C’est qu’il est un principe qui a échappé à l’auteur, et ce principe, c’est que la raison de l’homme est un instrument qui correspond à toute la variété de l’instinct animal ; que la race humaine rassemble les analogues de toutes les sortes d’animaux ; et qu’il n’est non plus possible de tirer un homme de sa classe qu’un animal de la sienne, sans les dénaturer l’un et l’autre, et sans se fatiguer beaucoup pour n’en faire que deux sottes bêtes. J’accorde que l’homme combine des idées, ainsi que le poisson nage et l’oiseau vole ; mais chaque homme est entraîné par son organisation, son caractère, son tempérament, son aptitude naturelle à combiner de préférence telles et telles idées plutôt que telles ou telles autres. Le hasard et plus encore les besoins de la vie disposent de nous à leur gré ; qui le sait mieux que moi ? C’est la raison pour laquelle pendant environ trente ans de suite, contre mon goût, j’ai fait l’Encyclopédie et n’ai fait que deux pièces de théâtre.
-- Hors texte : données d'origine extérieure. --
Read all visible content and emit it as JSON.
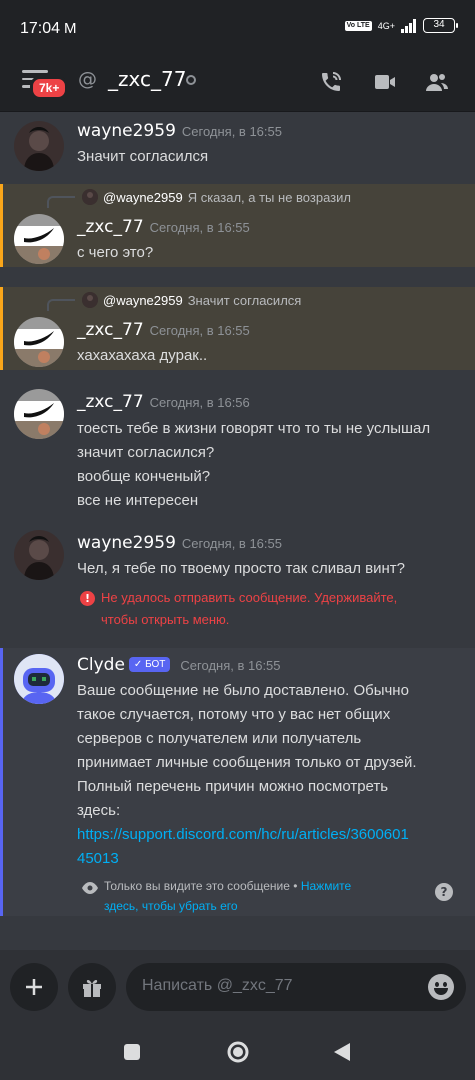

C’est la raison pour laquelle les talents sont déplacés et les états de la société remplis d’hommes malheureux ou de sujets médiocres, et que celui qui aurait été un grand artiste, n’est qu’un pauvre sorbonniste ou un plat jurisconsulte. Et voilà la véritable histoire de la vie, et non toutes ces suppositions sophistiques où je remarque beaucoup de sagacité sans nulle vérité ; des détails charmants et des conséquences absurdes ; et toujours le portrait de l’auteur proposé comme le portrait de l’homme.

[Toutes ces assertions d’Helvétius que signifient-elles ? Qu’il était né voluptueux, et qu’en circulant dans le monde, il s’était souvent heurté contre des personnels et des fripons.

Et de ce que je viens de dire, que conclure ? Qu’on n’aime pas toujours la gloire, la richesse et les honneurs, comme la monnaie qui paiera les plaisirs sensuels. L’auteur en convient des vieillards. Et pourquoi un jeune homme communément organisé ne naîtrait-il pas avec les dispositions aux travers, aux vertus, aux vices de l’âge avancé ?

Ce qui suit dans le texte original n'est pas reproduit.